O çocuk yanlış koşuyor yağmurlar bu yüzden memleketlenir üst üste
Orospu çocukları gibi severiz birbirimizi madalyalarımız gülmekten
Bu küfürler aslında anlamından ziyade suların üstümüzden geçmesinden
Şimdi dünyanın tüm Mayıs ayları birleşir sen çok daha apartmanlar sevilirsin

Kuş bak ben bu yollardan geldim ölebilirdim mümkün ölmedim
Sana küçük harakiriler biraz da duvara son hız bir şeyler getirdim
Sen neredeyiz onu anlat bu yer bu gök kimin bu üç ton geceler
Ambulanslar ısmarlayalım birbirimize dünya uzun uykusundayken



*Daha önce Diri Ozanlar Derneği'nin üçüncü sayısında yayımlandı


29 Mayıs 2017 Pazartesi

Dünyada, Yani Burada Değil



Bir yere varmıyor. Bu kesin. Yazarların, iyi yazarların tek bir meselesi olur genelde. Her yeni öyküde ya da romanda o meselenin bir çeşitlemesini sunarlar.

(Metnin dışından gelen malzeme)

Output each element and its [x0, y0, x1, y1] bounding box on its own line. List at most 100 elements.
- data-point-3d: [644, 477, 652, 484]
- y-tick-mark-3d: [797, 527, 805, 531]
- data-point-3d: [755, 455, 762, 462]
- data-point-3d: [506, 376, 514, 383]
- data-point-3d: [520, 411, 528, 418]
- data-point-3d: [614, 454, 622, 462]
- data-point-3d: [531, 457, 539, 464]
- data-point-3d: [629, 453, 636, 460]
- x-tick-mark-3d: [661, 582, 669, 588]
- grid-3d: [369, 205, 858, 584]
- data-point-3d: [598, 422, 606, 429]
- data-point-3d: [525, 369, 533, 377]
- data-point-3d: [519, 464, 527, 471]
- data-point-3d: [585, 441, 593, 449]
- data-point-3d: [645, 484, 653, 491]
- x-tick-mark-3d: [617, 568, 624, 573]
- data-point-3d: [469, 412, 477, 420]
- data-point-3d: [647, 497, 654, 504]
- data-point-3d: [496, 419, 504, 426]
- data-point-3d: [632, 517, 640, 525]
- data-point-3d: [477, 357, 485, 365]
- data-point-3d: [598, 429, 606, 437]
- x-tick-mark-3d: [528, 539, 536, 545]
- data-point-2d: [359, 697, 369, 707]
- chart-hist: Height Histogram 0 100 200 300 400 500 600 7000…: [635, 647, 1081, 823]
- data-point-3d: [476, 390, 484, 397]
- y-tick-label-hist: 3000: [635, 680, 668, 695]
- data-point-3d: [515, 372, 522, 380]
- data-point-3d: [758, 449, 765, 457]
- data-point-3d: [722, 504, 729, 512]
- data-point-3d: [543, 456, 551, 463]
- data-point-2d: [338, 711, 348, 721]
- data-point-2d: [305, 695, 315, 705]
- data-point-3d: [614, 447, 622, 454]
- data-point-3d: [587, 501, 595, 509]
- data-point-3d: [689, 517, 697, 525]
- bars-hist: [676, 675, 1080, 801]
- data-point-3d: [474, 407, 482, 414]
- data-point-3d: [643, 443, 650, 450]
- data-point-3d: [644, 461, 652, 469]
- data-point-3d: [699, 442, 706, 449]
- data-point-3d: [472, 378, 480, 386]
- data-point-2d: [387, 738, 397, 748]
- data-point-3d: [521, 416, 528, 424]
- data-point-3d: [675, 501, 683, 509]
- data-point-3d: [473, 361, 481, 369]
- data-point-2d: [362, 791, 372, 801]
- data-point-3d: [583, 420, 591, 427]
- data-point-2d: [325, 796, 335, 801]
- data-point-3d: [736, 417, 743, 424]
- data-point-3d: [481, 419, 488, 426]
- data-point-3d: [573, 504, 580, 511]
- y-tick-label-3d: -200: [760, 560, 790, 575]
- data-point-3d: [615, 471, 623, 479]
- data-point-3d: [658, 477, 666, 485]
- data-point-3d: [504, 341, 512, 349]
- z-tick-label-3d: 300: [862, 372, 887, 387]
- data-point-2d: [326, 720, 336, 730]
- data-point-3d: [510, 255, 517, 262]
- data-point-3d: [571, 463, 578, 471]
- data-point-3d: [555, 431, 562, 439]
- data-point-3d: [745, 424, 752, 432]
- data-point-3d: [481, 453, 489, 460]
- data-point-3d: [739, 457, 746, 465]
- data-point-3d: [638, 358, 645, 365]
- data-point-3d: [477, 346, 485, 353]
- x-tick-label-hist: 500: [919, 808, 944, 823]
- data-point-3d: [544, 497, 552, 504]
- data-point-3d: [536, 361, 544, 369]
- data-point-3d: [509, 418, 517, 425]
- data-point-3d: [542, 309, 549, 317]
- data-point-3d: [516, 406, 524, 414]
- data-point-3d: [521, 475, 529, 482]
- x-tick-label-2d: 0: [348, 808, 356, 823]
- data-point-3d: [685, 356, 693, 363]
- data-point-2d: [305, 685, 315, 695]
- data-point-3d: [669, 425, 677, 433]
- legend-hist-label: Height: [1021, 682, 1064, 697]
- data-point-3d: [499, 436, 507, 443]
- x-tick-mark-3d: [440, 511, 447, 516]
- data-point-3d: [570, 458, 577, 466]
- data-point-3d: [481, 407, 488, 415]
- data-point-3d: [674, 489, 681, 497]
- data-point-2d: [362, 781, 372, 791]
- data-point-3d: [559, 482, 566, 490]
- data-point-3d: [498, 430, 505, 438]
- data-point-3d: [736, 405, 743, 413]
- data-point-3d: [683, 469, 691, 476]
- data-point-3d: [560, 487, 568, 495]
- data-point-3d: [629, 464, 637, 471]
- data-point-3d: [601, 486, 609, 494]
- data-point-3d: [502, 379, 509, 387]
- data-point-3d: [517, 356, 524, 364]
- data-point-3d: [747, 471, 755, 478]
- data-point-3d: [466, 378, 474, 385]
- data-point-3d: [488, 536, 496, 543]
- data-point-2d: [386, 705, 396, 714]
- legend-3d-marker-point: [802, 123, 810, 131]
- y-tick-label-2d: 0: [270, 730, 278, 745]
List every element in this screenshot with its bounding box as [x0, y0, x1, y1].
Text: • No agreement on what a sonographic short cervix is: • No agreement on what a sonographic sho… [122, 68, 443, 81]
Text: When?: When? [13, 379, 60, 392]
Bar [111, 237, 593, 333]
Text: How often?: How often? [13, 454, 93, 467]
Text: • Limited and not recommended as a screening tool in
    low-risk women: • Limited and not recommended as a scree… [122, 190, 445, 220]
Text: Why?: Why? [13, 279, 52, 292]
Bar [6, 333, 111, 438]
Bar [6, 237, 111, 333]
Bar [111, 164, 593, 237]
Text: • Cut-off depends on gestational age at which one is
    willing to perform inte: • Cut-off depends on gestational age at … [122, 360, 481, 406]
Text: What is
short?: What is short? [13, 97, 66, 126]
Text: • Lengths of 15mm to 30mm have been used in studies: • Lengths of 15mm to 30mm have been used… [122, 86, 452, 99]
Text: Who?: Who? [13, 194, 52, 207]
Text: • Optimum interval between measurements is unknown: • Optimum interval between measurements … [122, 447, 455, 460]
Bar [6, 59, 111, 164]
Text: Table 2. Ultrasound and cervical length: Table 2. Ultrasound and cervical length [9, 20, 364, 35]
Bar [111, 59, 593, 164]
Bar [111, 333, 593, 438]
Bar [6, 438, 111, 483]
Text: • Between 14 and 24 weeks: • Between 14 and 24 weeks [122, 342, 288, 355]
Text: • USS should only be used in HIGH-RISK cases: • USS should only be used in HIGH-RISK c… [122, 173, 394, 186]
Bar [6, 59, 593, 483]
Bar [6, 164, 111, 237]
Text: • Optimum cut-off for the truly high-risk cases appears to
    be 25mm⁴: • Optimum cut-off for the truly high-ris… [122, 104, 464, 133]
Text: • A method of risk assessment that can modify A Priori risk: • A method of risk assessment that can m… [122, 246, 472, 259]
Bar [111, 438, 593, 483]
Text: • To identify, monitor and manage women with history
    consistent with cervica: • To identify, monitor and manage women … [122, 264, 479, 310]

Jonathan Franzen, Özgürlük kitabında tam 600 sayfa boyunca bir ailenin, böyle bir dünyada varolmaya çalışan aile bireylerinin hikayesini anlatıyor. Özgürlüğün, daha doğrusu özgürlük hissinin ne olduğunu, ona sahip olmanın ne anlama geldiğini ve böyle bir yanılsamaya kapıldığımızda nasıl hayal kırıklıkları yaşayacağımızı…

Sonuç aynı: Bir yere varmıyor. Elbette özgürleşmeliyiz. Ta ki özgürleşmenin asıl mesele olmadığını anlayana kadar. Her gün kalkıyor, yürüyor ve mahvoluyoruz. Kitapta belki de bu güneşin altındaki insanlar arasında olabilecek her şey, her nokta ele alınıyor. Mutluluklar, umutlar, beklentiler ve acılar. Ama bir yere varmıyor. Çünkü dünyadayız. Yani burada değil. Dünyada. Bu kolay atlatılabilecek bir şey değil. Jonathan Franzen da atlatamıyor. Yoksa insan neden 600 sayfalık bir kitap yazar ki?